Ignorando todo lo que nunca supo, ni qué pasó con los pasos que antes seguía bajo el agua, lo que esas plantas pisaran hace quince años o más, ¿cuántos, desde su ausencia?
¿Cuánto? Ignorando por completo los motivos o, si los hubo, poco importan. Recién, cuando caiga en el agua otra vez, cuando llegue a buscar en la pureza celeste, sin hallar nunca la pinta de dos manchas que busquen iluminar lo profundo, como dos faros que alumbran su marcha o dos alas tiñendo su cielo de calma con un suave soplido: seguirá un rastro invisible. Para liberarse de todo el peso de un aire que arriba le cierra la garganta y la nariz buscará la nada sellando el aire solo para ella capturando todo lo que es abajo, en lo profundo, sumergida, hallando el vacío neutro.
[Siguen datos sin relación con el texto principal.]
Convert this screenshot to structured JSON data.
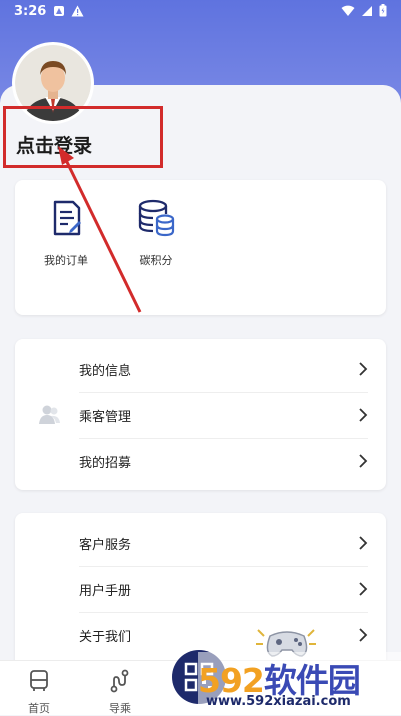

Adentro respira. Afuera se asfixia. Donde todo muere afuera. Desaparece bajo el agua, adonde Bere ha muerto hace años, ¿cuántos, ya?, qué le importan los motivos, las causas o circunstancias, nunca lo supo entonces ni tampoco ahora. Tan solo un pensamiento mientras mueva sus propios brazos y piernas: “todo es nuestro” y avance sin saber ni sentir nada. Ella nada.
Y cuando estire la cabeza para que le enganchen otra medalla dorada, solo mirar el celeste de abajo vacío, sin ninguna mancha blanca: otra vez, asfixiada.